Windows XP (Pirating = risk)
Puppy Linux
Slitaz (Linux)
Damn Small Linux
Zeniz OS

What do you think is the best idea for tethering and ease of use?
 
Solution
I would recommend either Kubuntu (KDE is closer to a windows environment and may be easier for her to adapt to), or Linux Mint...which are both based on Ubuntu.

If you wanted a super lightweight install, you could put her on Arch Linux, which would allow you to select the DE to run, as well as the window servers, etc. It's a bit more tedious to setup, however, you can have as light weight or powerful an OS as you want.

thorax232

Honorable
Apr 3, 2013
2
0
10,510


All she would need is shortcuts to Firefox and a quick tutorial on how to navigate the menus. Personally I've used Ubuntu and Fedora which are pretty straight forward, even for someone like her. Unless those options are more complicated, I thnk it'd be fairly safe.

 
Sure, but that's the window manager. GNOME and KDE aren't exactly lightweight window managers. I was just wondering.

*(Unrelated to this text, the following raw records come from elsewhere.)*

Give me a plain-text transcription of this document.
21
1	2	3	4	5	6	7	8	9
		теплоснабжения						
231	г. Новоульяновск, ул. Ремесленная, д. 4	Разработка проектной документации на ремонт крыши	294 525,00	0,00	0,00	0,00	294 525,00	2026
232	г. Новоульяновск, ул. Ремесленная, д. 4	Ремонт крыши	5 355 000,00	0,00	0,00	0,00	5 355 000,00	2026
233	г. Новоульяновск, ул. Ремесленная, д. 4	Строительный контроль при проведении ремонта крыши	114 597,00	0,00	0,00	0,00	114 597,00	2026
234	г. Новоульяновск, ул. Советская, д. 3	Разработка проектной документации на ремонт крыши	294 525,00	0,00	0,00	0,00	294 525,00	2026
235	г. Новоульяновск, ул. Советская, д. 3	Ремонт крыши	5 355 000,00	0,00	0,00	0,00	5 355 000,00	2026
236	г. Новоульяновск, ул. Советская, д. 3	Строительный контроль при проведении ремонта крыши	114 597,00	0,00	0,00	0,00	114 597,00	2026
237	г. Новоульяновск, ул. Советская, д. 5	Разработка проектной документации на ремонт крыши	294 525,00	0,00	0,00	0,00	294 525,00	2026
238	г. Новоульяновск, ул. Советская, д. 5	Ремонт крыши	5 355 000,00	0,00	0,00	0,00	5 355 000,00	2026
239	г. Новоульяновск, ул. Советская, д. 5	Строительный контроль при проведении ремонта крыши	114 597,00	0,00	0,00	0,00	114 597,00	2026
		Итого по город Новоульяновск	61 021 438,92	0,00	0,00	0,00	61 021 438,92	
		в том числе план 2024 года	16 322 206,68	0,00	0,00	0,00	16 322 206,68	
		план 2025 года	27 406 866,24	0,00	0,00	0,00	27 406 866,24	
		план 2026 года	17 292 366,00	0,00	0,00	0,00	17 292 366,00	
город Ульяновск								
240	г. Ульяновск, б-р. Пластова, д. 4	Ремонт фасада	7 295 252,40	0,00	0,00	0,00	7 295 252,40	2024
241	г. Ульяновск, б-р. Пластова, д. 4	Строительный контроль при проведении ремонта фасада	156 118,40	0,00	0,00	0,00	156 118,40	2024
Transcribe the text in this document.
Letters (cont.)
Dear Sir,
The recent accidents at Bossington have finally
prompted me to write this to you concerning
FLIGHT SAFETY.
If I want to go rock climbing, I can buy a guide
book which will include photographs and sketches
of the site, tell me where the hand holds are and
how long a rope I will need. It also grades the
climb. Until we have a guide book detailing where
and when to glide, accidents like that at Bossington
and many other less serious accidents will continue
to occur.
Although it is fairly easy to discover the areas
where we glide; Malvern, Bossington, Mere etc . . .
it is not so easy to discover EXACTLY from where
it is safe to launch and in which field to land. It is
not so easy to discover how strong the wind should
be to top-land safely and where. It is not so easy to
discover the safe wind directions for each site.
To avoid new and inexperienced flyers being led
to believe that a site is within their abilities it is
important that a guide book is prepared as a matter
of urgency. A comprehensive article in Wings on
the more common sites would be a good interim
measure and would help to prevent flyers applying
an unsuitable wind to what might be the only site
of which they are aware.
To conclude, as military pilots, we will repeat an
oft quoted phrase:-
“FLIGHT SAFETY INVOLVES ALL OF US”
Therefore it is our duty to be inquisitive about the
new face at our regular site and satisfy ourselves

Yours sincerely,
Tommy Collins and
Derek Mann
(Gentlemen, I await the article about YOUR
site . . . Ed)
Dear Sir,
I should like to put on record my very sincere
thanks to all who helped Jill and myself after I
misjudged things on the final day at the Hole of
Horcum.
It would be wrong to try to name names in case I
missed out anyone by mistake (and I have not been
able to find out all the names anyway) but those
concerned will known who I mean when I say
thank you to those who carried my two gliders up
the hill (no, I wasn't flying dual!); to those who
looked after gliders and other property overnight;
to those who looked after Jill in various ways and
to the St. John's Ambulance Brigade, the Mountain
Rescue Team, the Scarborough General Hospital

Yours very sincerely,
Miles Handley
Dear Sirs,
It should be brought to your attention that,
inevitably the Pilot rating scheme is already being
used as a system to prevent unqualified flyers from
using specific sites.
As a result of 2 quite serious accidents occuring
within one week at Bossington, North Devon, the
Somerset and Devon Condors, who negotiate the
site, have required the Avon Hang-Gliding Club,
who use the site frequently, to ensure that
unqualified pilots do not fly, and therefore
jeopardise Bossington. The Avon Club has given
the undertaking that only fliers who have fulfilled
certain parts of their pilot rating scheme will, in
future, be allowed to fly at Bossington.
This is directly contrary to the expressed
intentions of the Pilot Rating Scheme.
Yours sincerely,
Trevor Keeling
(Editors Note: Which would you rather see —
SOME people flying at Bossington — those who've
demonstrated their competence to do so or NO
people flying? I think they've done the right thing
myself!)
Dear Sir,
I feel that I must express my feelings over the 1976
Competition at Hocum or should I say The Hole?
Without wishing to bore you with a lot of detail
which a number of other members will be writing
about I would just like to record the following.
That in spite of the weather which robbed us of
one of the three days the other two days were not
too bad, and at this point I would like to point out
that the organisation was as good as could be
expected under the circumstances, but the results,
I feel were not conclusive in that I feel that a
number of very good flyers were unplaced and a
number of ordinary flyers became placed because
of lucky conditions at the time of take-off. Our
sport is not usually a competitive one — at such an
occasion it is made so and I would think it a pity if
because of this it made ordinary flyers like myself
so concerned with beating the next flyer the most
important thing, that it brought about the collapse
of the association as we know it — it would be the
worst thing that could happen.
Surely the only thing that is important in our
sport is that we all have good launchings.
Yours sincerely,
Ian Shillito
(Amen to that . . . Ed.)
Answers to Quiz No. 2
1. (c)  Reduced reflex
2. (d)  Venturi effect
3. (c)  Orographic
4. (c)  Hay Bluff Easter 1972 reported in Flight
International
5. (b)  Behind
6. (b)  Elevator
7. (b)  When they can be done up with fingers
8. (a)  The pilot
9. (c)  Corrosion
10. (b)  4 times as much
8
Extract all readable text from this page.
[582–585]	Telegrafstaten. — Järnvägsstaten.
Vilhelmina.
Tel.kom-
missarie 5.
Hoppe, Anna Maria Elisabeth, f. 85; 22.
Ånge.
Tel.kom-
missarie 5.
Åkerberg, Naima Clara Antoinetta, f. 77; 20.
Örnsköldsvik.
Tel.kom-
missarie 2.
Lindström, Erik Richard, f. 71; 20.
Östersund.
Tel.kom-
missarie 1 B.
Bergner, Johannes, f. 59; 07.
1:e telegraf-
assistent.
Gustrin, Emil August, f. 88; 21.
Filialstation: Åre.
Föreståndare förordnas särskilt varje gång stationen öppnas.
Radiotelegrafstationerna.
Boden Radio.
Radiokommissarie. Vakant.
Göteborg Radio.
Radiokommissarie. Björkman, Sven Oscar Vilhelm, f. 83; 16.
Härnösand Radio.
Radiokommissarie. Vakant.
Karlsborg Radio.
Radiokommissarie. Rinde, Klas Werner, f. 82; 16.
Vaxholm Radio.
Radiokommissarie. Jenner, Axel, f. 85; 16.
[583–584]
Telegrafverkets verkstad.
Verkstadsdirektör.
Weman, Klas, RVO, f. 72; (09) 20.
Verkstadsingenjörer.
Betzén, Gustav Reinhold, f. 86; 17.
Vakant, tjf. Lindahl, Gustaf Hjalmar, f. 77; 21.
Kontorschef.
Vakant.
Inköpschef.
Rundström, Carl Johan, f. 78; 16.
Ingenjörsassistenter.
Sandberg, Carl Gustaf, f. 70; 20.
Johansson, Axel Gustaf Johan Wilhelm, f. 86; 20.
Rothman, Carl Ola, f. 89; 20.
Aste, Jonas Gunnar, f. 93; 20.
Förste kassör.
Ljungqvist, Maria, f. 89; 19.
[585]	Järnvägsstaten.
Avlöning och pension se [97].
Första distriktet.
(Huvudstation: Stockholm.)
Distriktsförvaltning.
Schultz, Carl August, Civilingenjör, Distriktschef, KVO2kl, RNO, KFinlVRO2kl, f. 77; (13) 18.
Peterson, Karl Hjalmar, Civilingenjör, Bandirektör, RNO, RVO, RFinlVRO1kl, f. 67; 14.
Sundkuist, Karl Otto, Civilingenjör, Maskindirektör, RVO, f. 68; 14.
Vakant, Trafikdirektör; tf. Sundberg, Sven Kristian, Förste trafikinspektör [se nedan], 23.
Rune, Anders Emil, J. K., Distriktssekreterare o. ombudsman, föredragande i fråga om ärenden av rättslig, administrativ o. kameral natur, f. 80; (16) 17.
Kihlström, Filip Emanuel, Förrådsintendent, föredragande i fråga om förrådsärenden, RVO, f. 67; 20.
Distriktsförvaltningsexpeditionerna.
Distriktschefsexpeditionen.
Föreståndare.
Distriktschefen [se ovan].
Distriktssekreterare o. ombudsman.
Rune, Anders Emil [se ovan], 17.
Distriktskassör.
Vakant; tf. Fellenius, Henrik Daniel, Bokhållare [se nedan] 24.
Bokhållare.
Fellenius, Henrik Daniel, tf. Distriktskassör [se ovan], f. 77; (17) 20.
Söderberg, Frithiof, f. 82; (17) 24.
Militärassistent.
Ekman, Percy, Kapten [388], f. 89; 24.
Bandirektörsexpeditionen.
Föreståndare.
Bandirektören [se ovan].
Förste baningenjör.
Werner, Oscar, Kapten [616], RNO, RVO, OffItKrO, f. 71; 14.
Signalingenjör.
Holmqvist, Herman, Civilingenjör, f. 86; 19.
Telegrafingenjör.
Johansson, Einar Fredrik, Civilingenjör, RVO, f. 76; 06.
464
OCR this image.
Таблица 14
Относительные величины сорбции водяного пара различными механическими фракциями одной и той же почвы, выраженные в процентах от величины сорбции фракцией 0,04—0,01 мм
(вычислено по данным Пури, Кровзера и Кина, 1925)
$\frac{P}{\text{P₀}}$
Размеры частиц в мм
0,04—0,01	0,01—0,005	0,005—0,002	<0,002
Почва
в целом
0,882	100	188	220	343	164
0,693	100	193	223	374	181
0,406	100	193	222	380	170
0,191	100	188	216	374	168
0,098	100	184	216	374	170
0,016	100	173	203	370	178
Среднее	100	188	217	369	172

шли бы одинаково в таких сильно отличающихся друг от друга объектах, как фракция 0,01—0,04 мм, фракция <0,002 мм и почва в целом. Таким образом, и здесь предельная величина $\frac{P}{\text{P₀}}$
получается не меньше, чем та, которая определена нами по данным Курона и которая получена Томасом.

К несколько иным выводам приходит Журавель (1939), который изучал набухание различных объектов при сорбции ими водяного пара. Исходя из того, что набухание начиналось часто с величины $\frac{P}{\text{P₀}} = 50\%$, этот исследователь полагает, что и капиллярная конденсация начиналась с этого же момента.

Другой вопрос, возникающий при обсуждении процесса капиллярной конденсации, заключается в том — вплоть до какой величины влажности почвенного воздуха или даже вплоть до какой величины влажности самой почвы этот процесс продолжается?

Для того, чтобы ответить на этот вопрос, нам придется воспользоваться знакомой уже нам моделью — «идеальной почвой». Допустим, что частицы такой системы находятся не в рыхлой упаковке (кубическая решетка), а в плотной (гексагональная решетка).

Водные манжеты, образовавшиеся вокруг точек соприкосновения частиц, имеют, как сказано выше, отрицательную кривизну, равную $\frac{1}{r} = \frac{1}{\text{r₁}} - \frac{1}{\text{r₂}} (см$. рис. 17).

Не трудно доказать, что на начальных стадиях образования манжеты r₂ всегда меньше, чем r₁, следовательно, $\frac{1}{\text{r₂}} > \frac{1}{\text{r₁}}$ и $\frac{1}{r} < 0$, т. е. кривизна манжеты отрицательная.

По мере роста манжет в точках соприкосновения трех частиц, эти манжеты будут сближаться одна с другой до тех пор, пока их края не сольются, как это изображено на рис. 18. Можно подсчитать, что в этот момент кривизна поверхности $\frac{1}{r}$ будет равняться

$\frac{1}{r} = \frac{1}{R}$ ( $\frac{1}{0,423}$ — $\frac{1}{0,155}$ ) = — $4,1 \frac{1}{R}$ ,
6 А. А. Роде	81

Anyway, Puppy Linux is really lightweight. Alpine and Debian are good options as well. You can probably even run Knoppix.
 

8350rocks

Distinguished
I would recommend either Kubuntu (KDE is closer to a windows environment and may be easier for her to adapt to), or Linux Mint...which are both based on Ubuntu.

If you wanted a super lightweight install, you could put her on Arch Linux, which would allow you to select the DE to run, as well as the window servers, etc. It's a bit more tedious to setup, however, you can have as light weight or powerful an OS as you want.
 
Solution
@Thorax,

Did you check with your grandma' operator whether she can tether on her plan? Tethering is a sure way to use way more data than one actually is thinking. Imagine playing a movie on Netflix/Youtube, or some nasty flash game which is not optimised for low internet data - your grandma could run into big troubles.